Talk about foreshadowing. Since early 2017, the city has been spending $18,000 a day on the lease for a building that it has only occupied for several weeks starting last year. And the Faulconer administration now estimates that it would cost $115 million to make the building usable and fix both the asbestos contamination contractors documented in 2017 and myriad subsequently discovered problems with plumbing, heating, elevators, electrical, fire alarm and other systems. That’s a far cry from $10,000.

Forging ahead is one of five options for the building that the administration presented to an angry City Council at a Thursday meeting. Some council members have expressed interest in “walking away” from the lease, another of the five options. Council member Vivian Moreno called the deal “a deliberate fraud.” Several talked of suing Cisterra for bad faith.

But the preliminary audit obtained by NBC 7 San Diego has more bad news than was initially revealed.

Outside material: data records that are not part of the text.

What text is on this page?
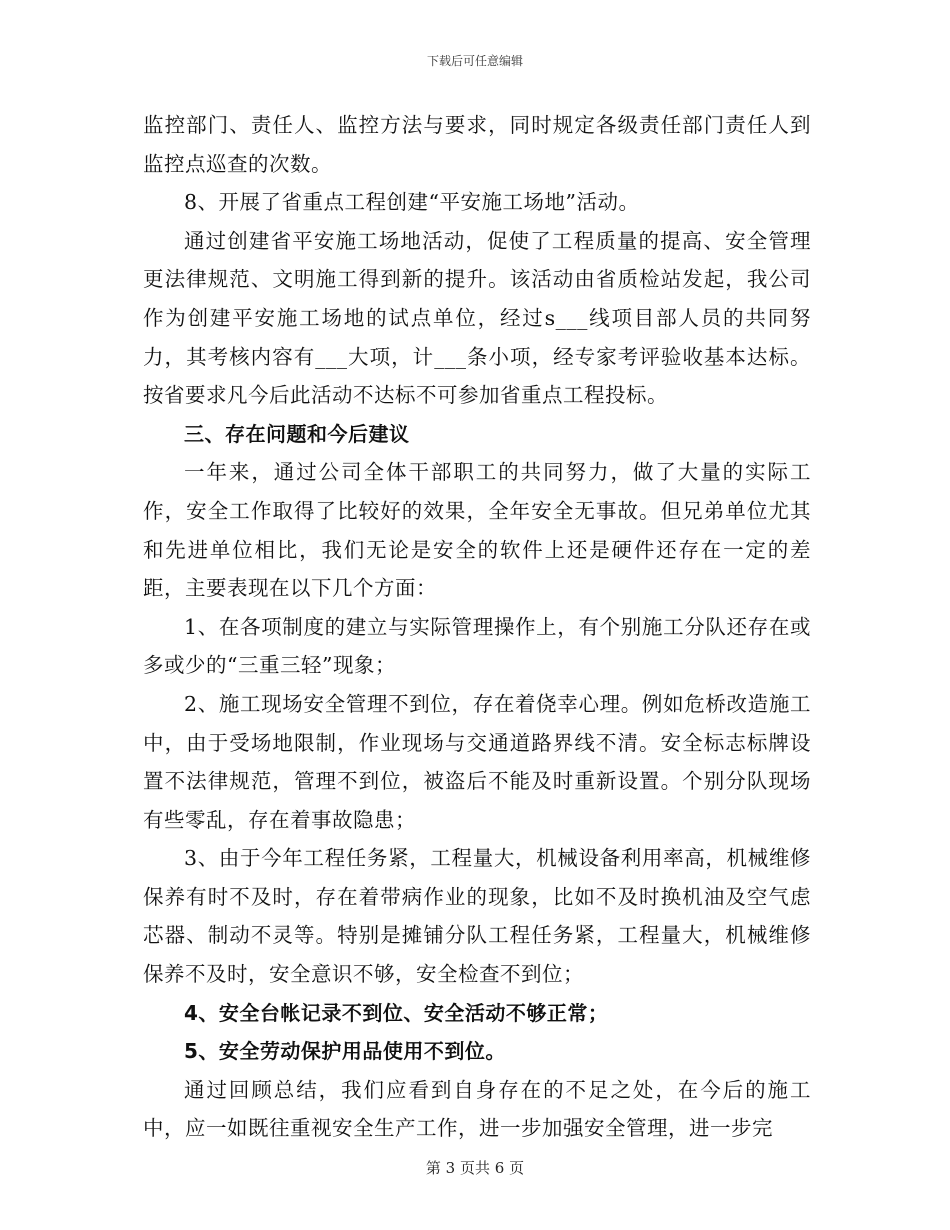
下载后可任意编辑

监控部门、责任人、监控方法与要求，同时规定各级责任部门责任人到监控点巡查的次数。

8、开展了省重点工程创建“平安施工场地”活动。

通过创建省平安施工场地活动，促使了工程质量的提高、安全管理更法律规范、文明施工得到新的提升。该活动由省质检站发起，我公司作为创建平安施工场地的试点单位，经过s___线项目部人员的共同努力，其考核内容有___大项，计___条小项，经专家考评验收基本达标。按省要求凡今后此活动不达标不可参加省重点工程投标。

三、存在问题和今后建议

一年来，通过公司全体干部职工的共同努力，做了大量的实际工作，安全工作取得了比较好的效果，全年安全无事故。但兄弟单位尤其和先进单位相比，我们无论是安全的软件上还是硬件还存在一定的差距，主要表现在以下几个方面：

1、在各项制度的建立与实际管理操作上，有个别施工分队还存在或多或少的“三重三轻”现象；

2、施工现场安全管理不到位，存在着侥幸心理。例如危桥改造施工中，由于受场地限制，作业现场与交通道路界线不清。安全标志标牌设置不法律规范，管理不到位，被盗后不能及时重新设置。个别分队现场有些零乱，存在着事故隐患；

3、由于今年工程任务紧，工程量大，机械设备利用率高，机械维修保养有时不及时，存在着带病作业的现象，比如不及时换机油及空气虑芯器、制动不灵等。特别是摊铺分队工程任务紧，工程量大，机械维修保养不及时，安全意识不够，安全检查不到位；

4、安全台帐记录不到位、安全活动不够正常；

5、安全劳动保护用品使用不到位。

通过回顾总结，我们应看到自身存在的不足之处，在今后的施工中，应一如既往重视安全生产工作，进一步加强安全管理，进一步完

第 3 页共 6 页
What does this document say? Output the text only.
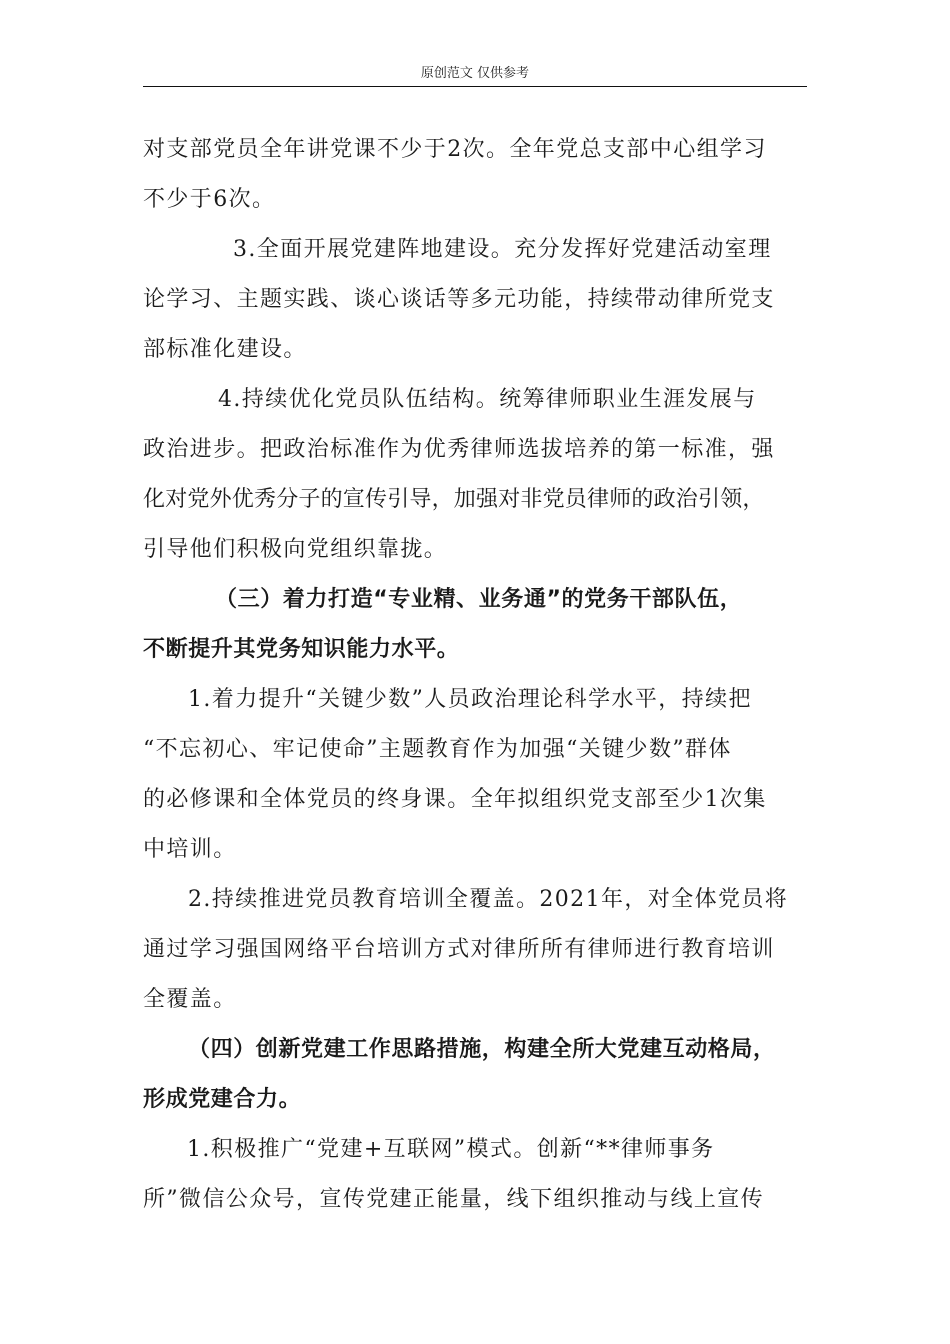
原创范文 仅供参考
对支部党员全年讲党课不少于2次。全年党总支部中心组学习
不少于6次。
3.全面开展党建阵地建设。充分发挥好党建活动室理
论学习、主题实践、谈心谈话等多元功能，持续带动律所党支
部标准化建设。
4.持续优化党员队伍结构。统筹律师职业生涯发展与
政治进步。把政治标准作为优秀律师选拔培养的第一标准，强
化对党外优秀分子的宣传引导，加强对非党员律师的政治引领，
引导他们积极向党组织靠拢。
（三）着力打造“专业精、业务通”的党务干部队伍，
不断提升其党务知识能力水平。
1.着力提升“关键少数”人员政治理论科学水平，持续把
“不忘初心、牢记使命”主题教育作为加强“关键少数”群体
的必修课和全体党员的终身课。全年拟组织党支部至少1次集
中培训。
2.持续推进党员教育培训全覆盖。2021年，对全体党员将
通过学习强国网络平台培训方式对律所所有律师进行教育培训
全覆盖。
（四）创新党建工作思路措施，构建全所大党建互动格局，
形成党建合力。
1.积极推广“党建+互联网”模式。创新“**律师事务
所”微信公众号，宣传党建正能量，线下组织推动与线上宣传
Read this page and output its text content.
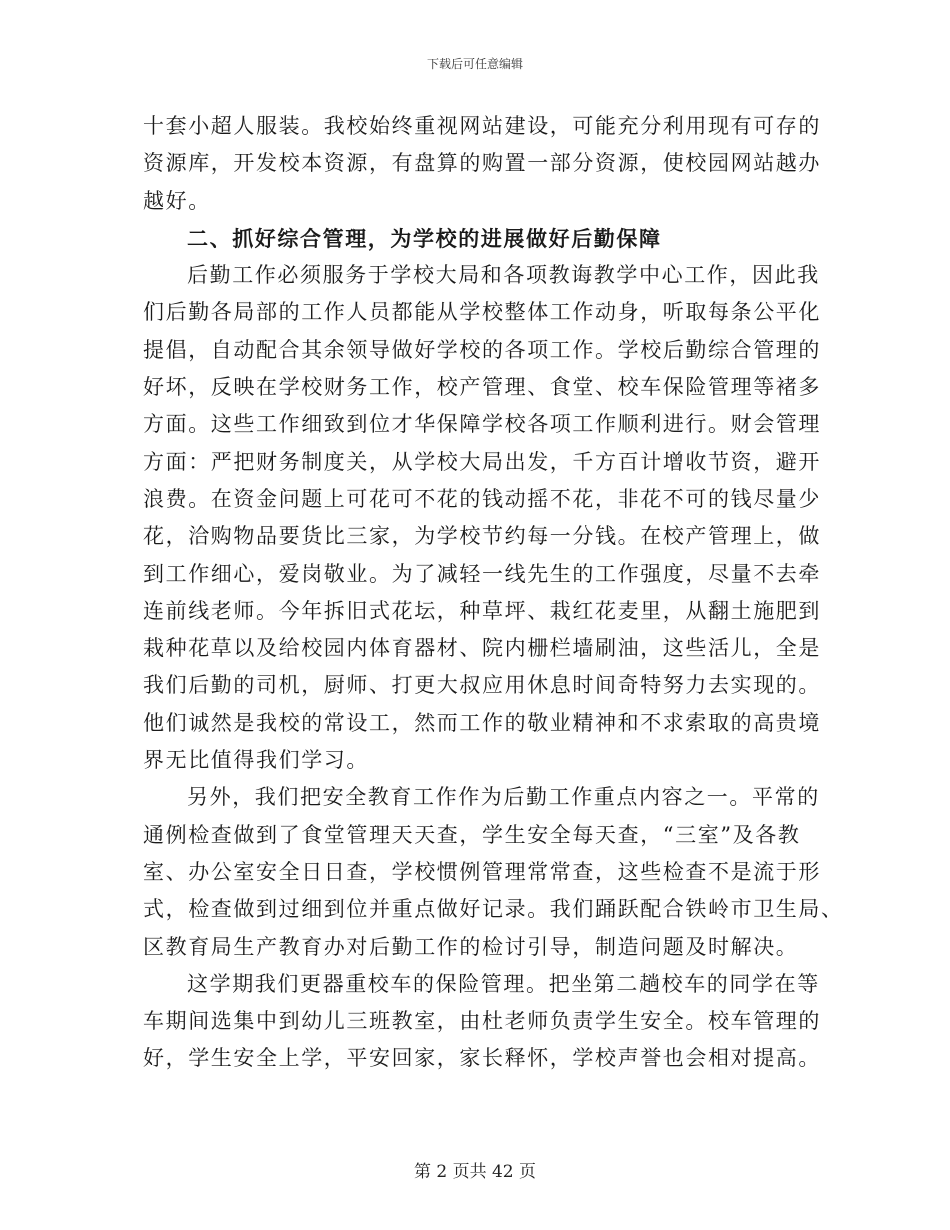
下载后可任意编辑
十套小超人服装。我校始终重视网站建设，可能充分利用现有可存的
资源库，开发校本资源，有盘算的购置一部分资源，使校园网站越办
越好。
二、抓好综合管理，为学校的进展做好后勤保障
后勤工作必须服务于学校大局和各项教诲教学中心工作，因此我
们后勤各局部的工作人员都能从学校整体工作动身，听取每条公平化
提倡，自动配合其余领导做好学校的各项工作。学校后勤综合管理的
好坏，反映在学校财务工作，校产管理、食堂、校车保险管理等褚多
方面。这些工作细致到位才华保障学校各项工作顺利进行。财会管理
方面：严把财务制度关，从学校大局出发，千方百计增收节资，避开
浪费。在资金问题上可花可不花的钱动摇不花，非花不可的钱尽量少
花，洽购物品要货比三家，为学校节约每一分钱。在校产管理上，做
到工作细心，爱岗敬业。为了减轻一线先生的工作强度，尽量不去牵
连前线老师。今年拆旧式花坛，种草坪、栽红花麦里，从翻土施肥到
栽种花草以及给校园内体育器材、院内栅栏墙刷油，这些活儿，全是
我们后勤的司机，厨师、打更大叔应用休息时间奇特努力去实现的。
他们诚然是我校的常设工，然而工作的敬业精神和不求索取的高贵境
界无比值得我们学习。
另外，我们把安全教育工作作为后勤工作重点内容之一。平常的
通例检查做到了食堂管理天天查，学生安全每天查，“三室”及各教
室、办公室安全日日查，学校惯例管理常常查，这些检查不是流于形
式，检查做到过细到位并重点做好记录。我们踊跃配合铁岭市卫生局、
区教育局生产教育办对后勤工作的检讨引导，制造问题及时解决。
这学期我们更器重校车的保险管理。把坐第二趟校车的同学在等
车期间选集中到幼儿三班教室，由杜老师负责学生安全。校车管理的
好，学生安全上学，平安回家，家长释怀，学校声誉也会相对提高。
第 2 页共 42 页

It said because Cisterra had never actually used the building, that weakened the argument that the firm concealed knowledge of problems during negotiations. What an immense, avoidable disaster.

Faulconer told The San Diego Union-Tribune Editorial Board this week the debacle was “inexcusable” and he was “pissed” that “so many mistakes were made.” Instead of taking complete responsibility, though, the mayor and his aides emphasized that the City Council and City Attorney’s Office didn’t raise questions about the Ash Street deal. He said the buck stops with him, but he alternately blamed “the bureaucracy,” “the system” and “the city.” Now Faulconer is touting a plan that would rely on outside expertise to ensure better management of the city’s 1,600-plus properties and to avoid a repeat of what is the worst land deal in city history.

It is difficult to see this as more than an exercise in damage control for two reasons. The first is Faulconer already raised the issue of the city’s need to do better on real estate matters in 2014 when he hired Cybele Thompson, a veteran real estate professional, to manage city property and leases. She resigned after the release of the preliminary audit.

The second is that the mistakes the city made during its 2016 negotiations weren’t the result of a con job by a slick seller. Instead, it was Faulconer’s failure to take the most fundamental step in considering any real estate transaction: getting an independent evaluation of the property’s condition. Taking the seller’s word in a $127 million transaction is an act of staggering stupidity and irresponsibility.

If the mayor wants to recommend reforms, that’s fine. But the new mayor elected in November should work with the City Council on how to fix real estate management. Literally no one in San Diego has less credibility on the subject than Kevin Faulconer.